Today, two Vermont groups, the Vermont Association on Mental Health and the Vermont Psychiatric Association, jointly called for the trade secret exemption be stripped from the state’s pharmaceutical payment disclosure law, arguing that the clause keeps valuable data and a complete picture of industry relationships out of the public eye. According to the Rutland Herald, Senate President Pro Tem Peter Shumlin (D-Putney) is drafting a bill for the next legislative session that would do just that.
“The bill got watered down by the well-funded pharma lobby on its way to the governor’s desk,” Shumlin told the Herald. “We have an obligation to fix this, because otherwise this disclosure is essentially useless.”
Here are a few bits and pieces about what pharma means for the U.S. presidential election, and what the election may mean for pharma.
The Hill reports that the Biotechnology Industry Organization chairman and former congressman Rep. Jim Greenwood (PA) has said his organization has not traditionally endorsed a presidential candidate, and “will not make an endorsement and, frankly, it is because there are not such great differences between these candidates that it would make sense for us to make such an endorsement.”
Though the pharmaceutical industry, which is often aligned with BIO, tends to support Republican candidates, the report indicates BIO’s own political action committee has not donated money to any candidate in the 2004 or 2008 presidential elections.
In counterpoint, former FDA chief counsel Richard Cooper told attendees at the Food and Drug Law Institute’s 20th annual Advertising & Promotion Conference that an Obama presidency may trigger an up-tic in regulatory activity. Here’s the report in Medical Marketing and Media.

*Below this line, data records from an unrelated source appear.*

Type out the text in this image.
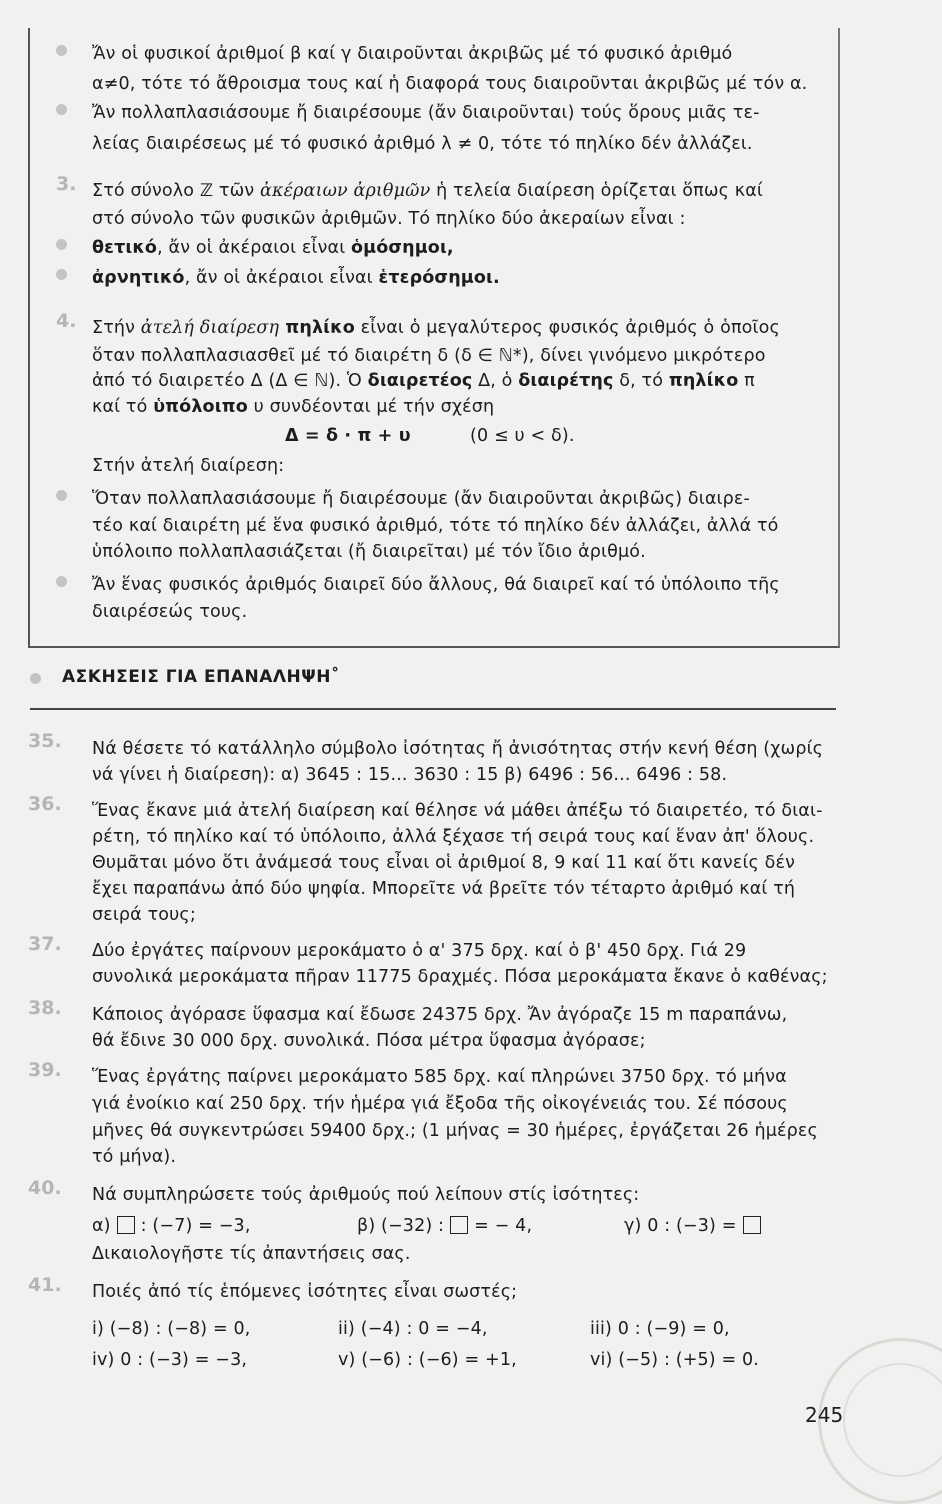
Ἄν οἱ φυσικοί ἀριθμοί β καί γ διαιροῦνται ἀκριβῶς μέ τό φυσικό ἀριθμό
α≠0, τότε τό ἄθροισμα τους καί ἡ διαφορά τους διαιροῦνται ἀκριβῶς μέ τόν α.
Ἄν πολλαπλασιάσουμε ἤ διαιρέσουμε (ἄν διαιροῦνται) τούς ὅρους μιᾶς τε-
λείας διαιρέσεως μέ τό φυσικό ἀριθμό λ ≠ 0, τότε τό πηλίκο δέν ἀλλάζει.
3. Στό σύνολο ℤ τῶν ἀκέραιων ἀριθμῶν ἡ τελεία διαίρεση ὁρίζεται ὅπως καί
στό σύνολο τῶν φυσικῶν ἀριθμῶν. Τό πηλίκο δύο ἀκεραίων εἶναι :
θετικό, ἄν οἱ ἀκέραιοι εἶναι ὁμόσημοι,
ἀρνητικό, ἄν οἱ ἀκέραιοι εἶναι ἑτερόσημοι.
4. Στήν ἀτελή διαίρεση πηλίκο εἶναι ὁ μεγαλύτερος φυσικός ἀριθμός ὁ ὁποῖος
ὅταν πολλαπλασιασθεῖ μέ τό διαιρέτη δ (δ ∈ ℕ*), δίνει γινόμενο μικρότερο
ἀπό τό διαιρετέο Δ (Δ ∈ ℕ). Ὁ διαιρετέος Δ, ὁ διαιρέτης δ, τό πηλίκο π
καί τό ὑπόλοιπο υ συνδέονται μέ τήν σχέση
Δ = δ · π + υ	(0 ≤ υ < δ).
Στήν ἀτελή διαίρεση:
Ὅταν πολλαπλασιάσουμε ἤ διαιρέσουμε (ἄν διαιροῦνται ἀκριβῶς) διαιρε-
τέο καί διαιρέτη μέ ἕνα φυσικό ἀριθμό, τότε τό πηλίκο δέν ἀλλάζει, ἀλλά τό
ὑπόλοιπο πολλαπλασιάζεται (ἤ διαιρεῖται) μέ τόν ἴδιο ἀριθμό.
Ἄν ἕνας φυσικός ἀριθμός διαιρεῖ δύο ἄλλους, θά διαιρεῖ καί τό ὑπόλοιπο τῆς
διαιρέσεώς τους.
ΑΣΚΗΣΕΙΣ ΓΙΑ ΕΠΑΝΑΛΗΨΗ˚
35. Νά θέσετε τό κατάλληλο σύμβολο ἰσότητας ἤ ἀνισότητας στήν κενή θέση (χωρίς
νά γίνει ἡ διαίρεση): α) 3645 : 15... 3630 : 15 β) 6496 : 56... 6496 : 58.
36. Ἕνας ἔκανε μιά ἀτελή διαίρεση καί θέλησε νά μάθει ἀπέξω τό διαιρετέο, τό διαι-
ρέτη, τό πηλίκο καί τό ὑπόλοιπο, ἀλλά ξέχασε τή σειρά τους καί ἕναν ἀπ' ὅλους.
Θυμᾶται μόνο ὅτι ἀνάμεσά τους εἶναι οἱ ἀριθμοί 8, 9 καί 11 καί ὅτι κανείς δέν
ἔχει παραπάνω ἀπό δύο ψηφία. Μπορεῖτε νά βρεῖτε τόν τέταρτο ἀριθμό καί τή
σειρά τους;
37. Δύο ἐργάτες παίρνουν μεροκάματο ὁ α' 375 δρχ. καί ὁ β' 450 δρχ. Γιά 29
συνολικά μεροκάματα πῆραν 11775 δραχμές. Πόσα μεροκάματα ἔκανε ὁ καθένας;
38. Κάποιος ἀγόρασε ὕφασμα καί ἔδωσε 24375 δρχ. Ἄν ἀγόραζε 15 m παραπάνω,
θά ἔδινε 30 000 δρχ. συνολικά. Πόσα μέτρα ὕφασμα ἀγόρασε;
39. Ἕνας ἐργάτης παίρνει μεροκάματο 585 δρχ. καί πληρώνει 3750 δρχ. τό μήνα
γιά ἐνοίκιο καί 250 δρχ. τήν ἡμέρα γιά ἔξοδα τῆς οἰκογένειάς του. Σέ πόσους
μῆνες θά συγκεντρώσει 59400 δρχ.; (1 μήνας = 30 ἡμέρες, ἐργάζεται 26 ἡμέρες
τό μήνα).
40. Νά συμπληρώσετε τούς ἀριθμούς πού λείπουν στίς ἰσότητες:
α) : (−7) = −3,	β) (−32) : = − 4,	γ) 0 : (−3) =
Δικαιολογῆστε τίς ἀπαντήσεις σας.
41. Ποιές ἀπό τίς ἑπόμενες ἰσότητες εἶναι σωστές;
i) (−8) : (−8) = 0,	ii) (−4) : 0 = −4,	iii) 0 : (−9) = 0,
iv) 0 : (−3) = −3,	v) (−6) : (−6) = +1,	vi) (−5) : (+5) = 0.
245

Here, there, and everywhere
Last week, the Associated Press ran an omnibus story on the state of industry influence on American medical education. More a panoramic than news snapshot, the report touches on the revised PhRMA Code, medical journals’ tightening ship when it comes to author disclosures, federal pre-emption, and moves by medical societies to draw lines between their members and their industry underwriters.
What we didn’t know? “The Council of Medical Specialty Societies, which represents 32 specialty groups, this summer started collecting each group’s best practices on disclosure and limitations on speaking and other activities by their officers. Council CEO Dr. Norman Kahn said a new council policy should be ready in November,” according the report.
Waxman chides FDA for “industry priorities”
The Wall Street Journal HealthBlog has a letter from Rep. Henry Waxman (D-CA) addressing the FDA on two issues that concern him: the agency’s loosening of off-label marketing restrictions, and the federal pre-emption case Wyeth v. Levine, in which the Supreme Court will decide whether FDA approval protects companies from being sued by patients who suffer effects of those drugs.
“At a time in which FDA’s own Science Board warns that ‘American lives are at risk’ due to chronic underfunding of the agency,” wrote Waxman, “I am deeply concerned that these industry priorities are being promoted at the expense of the agency’s core public health mission.”
Fly-on-the-wall dept.: MedPAC
A recent American Academy of Family Physicians news bulletin spotlighted some interesting insights from a Medicare Payment Advisory Commission meeting Sept. 4, where commissioners discussed a “national database of financial relationships between physicians and drug and device manufacturers.” For those who like the nitty- gritty, this story’s got it all: reporting limits, clinical trial disclosure delays, drug samples, and more.
Biz journal looks at Bay State gift restrictions
And the Worcester Business Journal ran this look-ahead on what the gift restrictions in the new health care cost and quality bill may mean for businesses, physicians and medical centers in Massachusetts.